Engineering Contradictions & Design Principles
Engineering Contradiction Analysis
1Measurement precision
If image processing techniques are used to improve detection accuracy, then detection accuracy is improved, but the ability to correctly specify the cause of system abnormalities deteriorates
Solution Approach 1:
The patent segments the analysis into two independent parts: (1) image processing for detection accuracy, and (2) system abnormality diagnosis through separate parameter analysis. By separating these functions, the system can maintain high detection accuracy while independently improving its ability to diagnose system abnormalities through dedicated parameter monitoring of imaging elements, light sources, and optical systems.
Solution Approach 2:
The patent introduces system information as an intermediary between the image processing system and the diagnosis system. This intermediary contains metadata about the imaging elements, light sources, and optical systems that mediates between the raw image data and the final diagnosis, enabling both accurate detection and correct identification of abnormal causes.
2Difficulty of detecting and measuring
If learning models are used to discriminate subject parts and determine system information, then the ability to identify system abnormalities is improved, but device complexity increases
Solution Approach 1:
The patent applies preliminary action by pre-training learning models with comprehensive system information before actual diagnosis is needed.

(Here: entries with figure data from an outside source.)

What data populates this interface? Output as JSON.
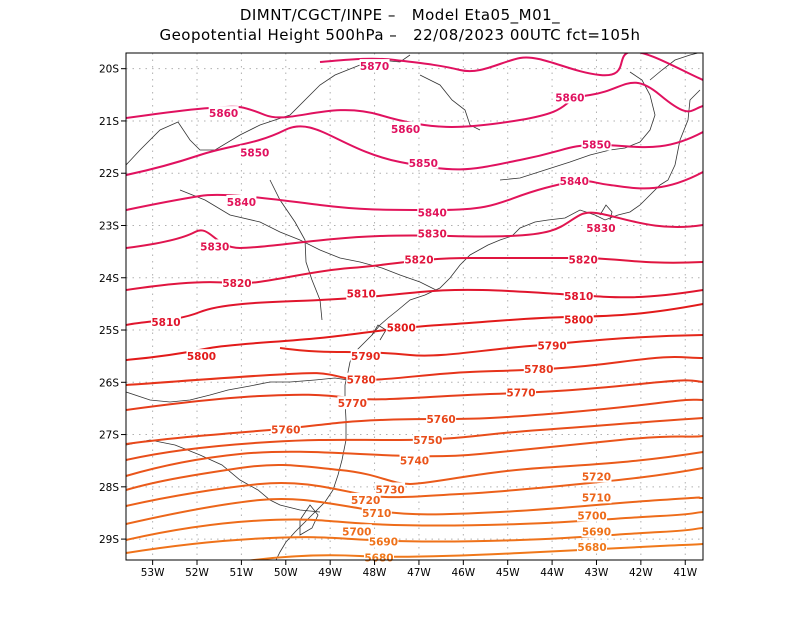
{
  "header": {
    "line1": "DIMNT/CGCT/INPE –   Model Eta05_M01_",
    "line2": "Geopotential Height 500hPa –   22/08/2023 00UTC fct=105h"
  },
  "map": {
    "lon_range": [
      -53.6,
      -40.6
    ],
    "lat_range": [
      -29.4,
      -19.7
    ],
    "contour_interval": 10,
    "contour_levels": [
      5680,
      5690,
      5700,
      5710,
      5720,
      5730,
      5740,
      5750,
      5760,
      5770,
      5780,
      5790,
      5800,
      5810,
      5820,
      5830,
      5840,
      5850,
      5860,
      5870
    ],
    "x_ticks": [
      {
        "lon": -53,
        "label": "53W"
      },
      {
        "lon": -52,
        "label": "52W"
      },
      {
        "lon": -51,
        "label": "51W"
      },
      {
        "lon": -50,
        "label": "50W"
      },
      {
        "lon": -49,
        "label": "49W"
      },
      {
        "lon": -48,
        "label": "48W"
      },
      {
        "lon": -47,
        "label": "47W"
      },
      {
        "lon": -46,
        "label": "46W"
      },
      {
        "lon": -45,
        "label": "45W"
      },
      {
        "lon": -44,
        "label": "44W"
      },
      {
        "lon": -43,
        "label": "43W"
      },
      {
        "lon": -42,
        "label": "42W"
      },
      {
        "lon": -41,
        "label": "41W"
      }
    ],
    "y_ticks": [
      {
        "lat": -20,
        "label": "20S"
      },
      {
        "lat": -21,
        "label": "21S"
      },
      {
        "lat": -22,
        "label": "22S"
      },
      {
        "lat": -23,
        "label": "23S"
      },
      {
        "lat": -24,
        "label": "24S"
      },
      {
        "lat": -25,
        "label": "25S"
      },
      {
        "lat": -26,
        "label": "26S"
      },
      {
        "lat": -27,
        "label": "27S"
      },
      {
        "lat": -28,
        "label": "28S"
      },
      {
        "lat": -29,
        "label": "29S"
      }
    ],
    "contour_labels": [
      {
        "text": "5870",
        "lon": -48.0,
        "lat": -19.95,
        "color": "#e0115f"
      },
      {
        "text": "5860",
        "lon": -51.4,
        "lat": -20.85,
        "color": "#e0115f"
      },
      {
        "text": "5860",
        "lon": -47.3,
        "lat": -21.15,
        "color": "#e0115f"
      },
      {
        "text": "5860",
        "lon": -43.6,
        "lat": -20.55,
        "color": "#e0115f"
      },
      {
        "text": "5850",
        "lon": -50.7,
        "lat": -21.6,
        "color": "#e0115f"
      },
      {
        "text": "5850",
        "lon": -46.9,
        "lat": -21.8,
        "color": "#e0115f"
      },
      {
        "text": "5850",
        "lon": -43.0,
        "lat": -21.45,
        "color": "#e0115f"
      },
      {
        "text": "5840",
        "lon": -51.0,
        "lat": -22.55,
        "color": "#e2145a"
      },
      {
        "text": "5840",
        "lon": -46.7,
        "lat": -22.75,
        "color": "#e2145a"
      },
      {
        "text": "5840",
        "lon": -43.5,
        "lat": -22.15,
        "color": "#e2145a"
      },
      {
        "text": "5830",
        "lon": -51.6,
        "lat": -23.4,
        "color": "#e0154f"
      },
      {
        "text": "5830",
        "lon": -46.7,
        "lat": -23.15,
        "color": "#e0154f"
      },
      {
        "text": "5830",
        "lon": -42.9,
        "lat": -23.05,
        "color": "#e0154f"
      },
      {
        "text": "5820",
        "lon": -51.1,
        "lat": -24.1,
        "color": "#e0153f"
      },
      {
        "text": "5820",
        "lon": -47.0,
        "lat": -23.65,
        "color": "#e0153f"
      },
      {
        "text": "5820",
        "lon": -43.3,
        "lat": -23.65,
        "color": "#e0153f"
      },
      {
        "text": "5810",
        "lon": -52.7,
        "lat": -24.85,
        "color": "#e0152d"
      },
      {
        "text": "5810",
        "lon": -48.3,
        "lat": -24.3,
        "color": "#e0152d"
      },
      {
        "text": "5810",
        "lon": -43.4,
        "lat": -24.35,
        "color": "#e0152d"
      },
      {
        "text": "5800",
        "lon": -51.9,
        "lat": -25.5,
        "color": "#e21a1a"
      },
      {
        "text": "5800",
        "lon": -47.4,
        "lat": -24.95,
        "color": "#e21a1a"
      },
      {
        "text": "5800",
        "lon": -43.4,
        "lat": -24.8,
        "color": "#e21a1a"
      },
      {
        "text": "5790",
        "lon": -48.2,
        "lat": -25.5,
        "color": "#e4261a"
      },
      {
        "text": "5790",
        "lon": -44.0,
        "lat": -25.3,
        "color": "#e4261a"
      },
      {
        "text": "5780",
        "lon": -48.3,
        "lat": -25.95,
        "color": "#e6331a"
      },
      {
        "text": "5780",
        "lon": -44.3,
        "lat": -25.75,
        "color": "#e6331a"
      },
      {
        "text": "5770",
        "lon": -48.5,
        "lat": -26.4,
        "color": "#e63d1a"
      },
      {
        "text": "5770",
        "lon": -44.7,
        "lat": -26.2,
        "color": "#e63d1a"
      },
      {
        "text": "5760",
        "lon": -50.0,
        "lat": -26.9,
        "color": "#e8471a"
      },
      {
        "text": "5760",
        "lon": -46.5,
        "lat": -26.7,
        "color": "#e8471a"
      },
      {
        "text": "5750",
        "lon": -46.8,
        "lat": -27.1,
        "color": "#e84d1a"
      },
      {
        "text": "5740",
        "lon": -47.1,
        "lat": -27.5,
        "color": "#ea541a"
      },
      {
        "text": "5730",
        "lon": -47.65,
        "lat": -28.05,
        "color": "#ea5a1a"
      },
      {
        "text": "5720",
        "lon": -48.2,
        "lat": -28.25,
        "color": "#ec601a"
      },
      {
        "text": "5720",
        "lon": -43.0,
        "lat": -27.8,
        "color": "#ec601a"
      },
      {
        "text": "5710",
        "lon": -47.95,
        "lat": -28.5,
        "color": "#ec661a"
      },
      {
        "text": "5710",
        "lon": -43.0,
        "lat": -28.2,
        "color": "#ec661a"
      },
      {
        "text": "5700",
        "lon": -48.4,
        "lat": -28.85,
        "color": "#ee6c1a"
      },
      {
        "text": "5700",
        "lon": -43.1,
        "lat": -28.55,
        "color": "#ee6c1a"
      },
      {
        "text": "5690",
        "lon": -47.8,
        "lat": -29.05,
        "color": "#ef721a"
      },
      {
        "text": "5690",
        "lon": -43.0,
        "lat": -28.85,
        "color": "#ef721a"
      },
      {
        "text": "5680",
        "lon": -47.9,
        "lat": -29.35,
        "color": "#f0781a"
      },
      {
        "text": "5680",
        "lon": -43.1,
        "lat": -29.15,
        "color": "#f0781a"
      }
    ]
  }
}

The models are trained on historical data containing system parameters, imaging element characteristics, and abnormality patterns, so that during actual operation they can quickly and accurately identify abnormalities without requiring complex real-time analysis, thus reducing operational complexity.
Solution Approach 2:
The patent uses parameter changes by transforming complex visual data into simplified system parameters that the learning models can process. Instead of analyzing raw images for abnormality detection, the system extracts key parameters (focus status, illumination intensity, color temperature) and feeds these to the learning models, significantly reducing computational complexity while maintaining diagnostic accuracy.
Data Source
AI summary
A processor for an endoscope according to an aspect is characterized by including: a controller executing program code to perform: acquiring, by the controller, an endoscopic image captured using first system information; calculating, by the controller, parameter on the basis of the endoscopic image acquired by the controller; discriminating a part of a subject using a first learning model that outputs a discrimination result of discriminating the part of the subject in a case in which the calculated parameter is input; outputting second system information using a second learning model that outputs the second system information in a case in which the parameter and the discriminated part of the subject are input; and determining, by the controller, a difference between the second system information output by the second learning model and the first system information.